Segmentation and removal of fibrocellular and fibrovascular membranes from the vitreous cavity and from the surface of the retina is an important step in vitreoretinal surgery for pathologies including diabetic traction retinal detachment, proliferative vitreoretinopathy, retinopathy of prematurity, penetrating trauma, and macular pucker. Although the vitreoretinal instrumentation has substantially developed, surgical approaches are limited to mechanical methods, such as use of microscisjsors or of the vitreous cutter for transection, and peeling with forceps or picks. In most cases, mechanical methods are successful; however, complications including hemorrhages and retinal breaks may be induced by excessive traction or difficulties of tissue engagement. In addition, in extreme cases with epiretinal membranes firmly adhered to the retina, the available mechanical methods are insufficient for the necessary removal of this tissue.
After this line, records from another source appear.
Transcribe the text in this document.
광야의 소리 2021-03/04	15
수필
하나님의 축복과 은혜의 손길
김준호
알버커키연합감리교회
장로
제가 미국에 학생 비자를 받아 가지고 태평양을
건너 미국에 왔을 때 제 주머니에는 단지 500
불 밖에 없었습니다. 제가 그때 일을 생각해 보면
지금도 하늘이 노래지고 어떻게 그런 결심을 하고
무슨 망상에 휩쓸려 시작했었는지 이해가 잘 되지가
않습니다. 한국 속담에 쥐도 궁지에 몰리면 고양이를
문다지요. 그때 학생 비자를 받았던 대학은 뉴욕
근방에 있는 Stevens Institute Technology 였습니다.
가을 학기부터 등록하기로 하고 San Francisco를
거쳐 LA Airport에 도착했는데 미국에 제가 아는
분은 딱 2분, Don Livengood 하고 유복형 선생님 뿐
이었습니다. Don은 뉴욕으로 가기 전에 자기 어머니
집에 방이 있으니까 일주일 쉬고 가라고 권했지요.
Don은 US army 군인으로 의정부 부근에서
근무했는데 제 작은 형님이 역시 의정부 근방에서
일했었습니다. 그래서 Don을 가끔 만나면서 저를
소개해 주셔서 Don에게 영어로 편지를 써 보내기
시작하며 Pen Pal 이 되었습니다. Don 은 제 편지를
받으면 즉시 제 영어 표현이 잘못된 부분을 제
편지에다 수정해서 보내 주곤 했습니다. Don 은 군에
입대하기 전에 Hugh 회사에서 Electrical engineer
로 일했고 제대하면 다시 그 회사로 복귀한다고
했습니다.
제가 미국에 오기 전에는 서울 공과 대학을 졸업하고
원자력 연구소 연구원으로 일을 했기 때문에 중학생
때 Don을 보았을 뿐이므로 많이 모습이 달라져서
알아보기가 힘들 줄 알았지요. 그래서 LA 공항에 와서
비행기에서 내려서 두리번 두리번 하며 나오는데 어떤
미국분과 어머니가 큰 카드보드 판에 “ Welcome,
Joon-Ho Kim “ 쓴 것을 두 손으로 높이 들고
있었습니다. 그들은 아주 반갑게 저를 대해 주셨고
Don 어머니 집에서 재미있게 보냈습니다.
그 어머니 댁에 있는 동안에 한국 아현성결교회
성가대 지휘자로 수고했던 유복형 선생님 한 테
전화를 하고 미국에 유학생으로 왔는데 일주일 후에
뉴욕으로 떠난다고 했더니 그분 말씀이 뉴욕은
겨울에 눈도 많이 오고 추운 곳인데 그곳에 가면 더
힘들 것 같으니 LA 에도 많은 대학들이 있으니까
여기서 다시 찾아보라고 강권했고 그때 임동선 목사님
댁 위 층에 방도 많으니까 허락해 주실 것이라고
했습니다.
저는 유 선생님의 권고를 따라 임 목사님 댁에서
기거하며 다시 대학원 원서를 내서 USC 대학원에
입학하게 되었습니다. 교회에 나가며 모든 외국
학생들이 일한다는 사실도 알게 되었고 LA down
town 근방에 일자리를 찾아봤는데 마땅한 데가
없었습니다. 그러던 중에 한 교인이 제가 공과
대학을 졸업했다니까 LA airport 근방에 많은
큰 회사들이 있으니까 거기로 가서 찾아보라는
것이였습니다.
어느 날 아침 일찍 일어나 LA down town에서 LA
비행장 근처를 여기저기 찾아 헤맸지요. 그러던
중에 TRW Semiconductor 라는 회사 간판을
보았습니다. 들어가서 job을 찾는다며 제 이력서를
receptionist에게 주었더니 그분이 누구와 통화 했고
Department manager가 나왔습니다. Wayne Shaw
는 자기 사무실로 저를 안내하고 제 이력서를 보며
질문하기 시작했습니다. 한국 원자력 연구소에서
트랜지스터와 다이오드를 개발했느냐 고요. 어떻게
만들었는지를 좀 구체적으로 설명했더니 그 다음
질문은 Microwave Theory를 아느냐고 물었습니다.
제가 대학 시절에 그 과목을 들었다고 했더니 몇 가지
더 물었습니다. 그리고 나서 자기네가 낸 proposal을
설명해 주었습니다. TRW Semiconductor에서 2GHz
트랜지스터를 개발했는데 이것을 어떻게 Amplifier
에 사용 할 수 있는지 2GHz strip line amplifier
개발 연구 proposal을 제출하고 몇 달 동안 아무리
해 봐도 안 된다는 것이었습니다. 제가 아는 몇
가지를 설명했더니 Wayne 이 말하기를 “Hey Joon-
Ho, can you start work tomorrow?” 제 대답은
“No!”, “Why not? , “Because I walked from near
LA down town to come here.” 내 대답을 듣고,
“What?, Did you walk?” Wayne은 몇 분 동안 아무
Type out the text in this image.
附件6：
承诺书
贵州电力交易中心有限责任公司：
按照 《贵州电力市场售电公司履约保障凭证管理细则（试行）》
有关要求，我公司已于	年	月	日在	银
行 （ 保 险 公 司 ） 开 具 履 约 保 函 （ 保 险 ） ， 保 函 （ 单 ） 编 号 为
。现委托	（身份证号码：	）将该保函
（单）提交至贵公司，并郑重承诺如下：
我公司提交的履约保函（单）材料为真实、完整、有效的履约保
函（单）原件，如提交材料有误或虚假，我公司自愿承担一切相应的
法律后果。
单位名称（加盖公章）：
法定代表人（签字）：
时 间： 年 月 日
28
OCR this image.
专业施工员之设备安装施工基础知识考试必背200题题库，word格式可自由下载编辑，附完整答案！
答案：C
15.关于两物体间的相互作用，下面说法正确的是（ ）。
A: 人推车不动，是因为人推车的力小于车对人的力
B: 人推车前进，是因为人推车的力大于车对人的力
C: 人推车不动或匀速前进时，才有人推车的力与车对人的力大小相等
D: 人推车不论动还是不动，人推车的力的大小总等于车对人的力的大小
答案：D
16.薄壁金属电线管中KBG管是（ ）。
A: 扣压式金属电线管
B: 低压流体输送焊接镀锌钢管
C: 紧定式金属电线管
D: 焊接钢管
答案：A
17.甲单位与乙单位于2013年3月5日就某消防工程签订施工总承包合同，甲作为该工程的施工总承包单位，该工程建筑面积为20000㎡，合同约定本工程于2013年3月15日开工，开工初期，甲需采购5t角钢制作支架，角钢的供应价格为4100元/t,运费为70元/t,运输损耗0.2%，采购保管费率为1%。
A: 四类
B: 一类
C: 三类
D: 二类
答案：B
The investigation of lasers as instruments for surgical maneuvers within the vitreous cavity or close to the surface of the retina is attractive because laser technology may offer advantages, such as sharper, tractionless cutting and ablation, finer control, and greater ease of surgical approach compared with conventional instruments. Infrared lasers, through the laser/tissue interaction of photothermal ablation, 29 and excimer lasers through the ablative photodecomposition, 27 are currently the best candidates for the incision and ablation of biological tissues within the eye.